The means of detecting dark matter may have been right in front of scientists' faces for years, as a new study finds Global Position Systems (GPS) can do just that.

Published in the journal Nature Physics, the new study comes from two University of Nevada - Reno (UNR) researchers named Andrei Derevianko and Maxim Pospelov. They believe they can detect the mysterious and omnipresent stuff that makes up so much of the universe using GPS satellites and atomic clock networks.

"Despite solid observational evidence for the existence of dark matter, its nature remains a mystery," Derevianko, a professor in UNR's College of Science, said in a press release. "Some research programs in particle physics assume that dark matter is composed of heavy-particle-like matter. This assumption may not hold true, and significant interest exists for alternatives.

"Modern physics and cosmology fail dramatically in that they can only explain 5 percent of mass and energy in the universe in the form of ordinary matter, but the rest is a mystery."

Past research has suggested the universe is some 27 percent dark matter, which is not visible and is extremely difficult to trace even with the heavily aided eye.

The study authors are collaborating with Derevianko's UNR College of Science colleague Geoff Blewitt, the director of the Nevada Geodetic Laboratory. The largest GPS data processing station in the world, Blewitt's lab interacts with 12,000 stations all over the world every hour of every day.

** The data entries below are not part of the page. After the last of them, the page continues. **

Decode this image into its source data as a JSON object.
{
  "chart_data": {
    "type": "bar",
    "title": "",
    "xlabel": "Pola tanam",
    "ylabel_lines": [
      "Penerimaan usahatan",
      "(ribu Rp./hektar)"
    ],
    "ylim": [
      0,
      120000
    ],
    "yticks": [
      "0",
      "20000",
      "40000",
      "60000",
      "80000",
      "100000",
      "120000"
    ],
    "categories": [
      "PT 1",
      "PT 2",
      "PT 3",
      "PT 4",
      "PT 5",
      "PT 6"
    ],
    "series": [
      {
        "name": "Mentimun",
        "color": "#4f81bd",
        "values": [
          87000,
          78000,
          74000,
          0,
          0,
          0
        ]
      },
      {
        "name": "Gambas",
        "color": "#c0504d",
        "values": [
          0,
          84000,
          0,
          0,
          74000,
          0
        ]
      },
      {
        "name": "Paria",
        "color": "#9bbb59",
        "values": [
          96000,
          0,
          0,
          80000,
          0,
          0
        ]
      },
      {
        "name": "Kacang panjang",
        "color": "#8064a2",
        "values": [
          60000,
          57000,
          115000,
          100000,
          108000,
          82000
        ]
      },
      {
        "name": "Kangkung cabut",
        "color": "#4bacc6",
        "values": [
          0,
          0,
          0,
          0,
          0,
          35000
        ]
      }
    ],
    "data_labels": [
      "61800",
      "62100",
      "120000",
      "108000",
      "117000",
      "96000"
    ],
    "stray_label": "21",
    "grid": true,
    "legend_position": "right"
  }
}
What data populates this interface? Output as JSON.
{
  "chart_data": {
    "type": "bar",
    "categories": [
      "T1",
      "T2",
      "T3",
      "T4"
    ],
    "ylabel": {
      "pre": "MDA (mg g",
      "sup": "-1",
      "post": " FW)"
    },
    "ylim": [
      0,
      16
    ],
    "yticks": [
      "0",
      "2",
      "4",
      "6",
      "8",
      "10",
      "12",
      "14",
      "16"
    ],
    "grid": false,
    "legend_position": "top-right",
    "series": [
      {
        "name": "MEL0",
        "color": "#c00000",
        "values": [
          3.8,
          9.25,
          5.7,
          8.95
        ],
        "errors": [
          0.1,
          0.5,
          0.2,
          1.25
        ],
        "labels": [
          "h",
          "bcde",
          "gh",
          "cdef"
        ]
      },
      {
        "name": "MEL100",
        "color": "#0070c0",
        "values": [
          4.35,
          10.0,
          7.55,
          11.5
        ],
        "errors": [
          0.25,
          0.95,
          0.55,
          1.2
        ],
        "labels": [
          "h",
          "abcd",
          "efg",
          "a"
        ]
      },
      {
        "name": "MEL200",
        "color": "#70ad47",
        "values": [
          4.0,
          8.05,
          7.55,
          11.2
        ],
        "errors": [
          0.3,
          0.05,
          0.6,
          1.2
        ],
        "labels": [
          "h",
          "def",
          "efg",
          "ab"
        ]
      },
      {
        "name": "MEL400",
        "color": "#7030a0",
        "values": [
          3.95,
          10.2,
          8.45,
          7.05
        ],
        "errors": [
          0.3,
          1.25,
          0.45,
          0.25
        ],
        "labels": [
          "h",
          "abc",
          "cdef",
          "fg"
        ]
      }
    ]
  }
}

"We know the dark matter must be there, for example, because it is seen to bend light around galaxies, but we have no evidence as to what it might be made of," he said in the release. "If the dark matter were not there, the normal matter that we know about would not be sufficient to bend the light as much as it does. That's just one of the ways scientists know there is a massive amount of dark matter somewhere out there in the galaxy. One possibility is that the dark matter in this gas might not be made out of particles like normal matter, but of macroscopic imperfections in the fabric of space-time."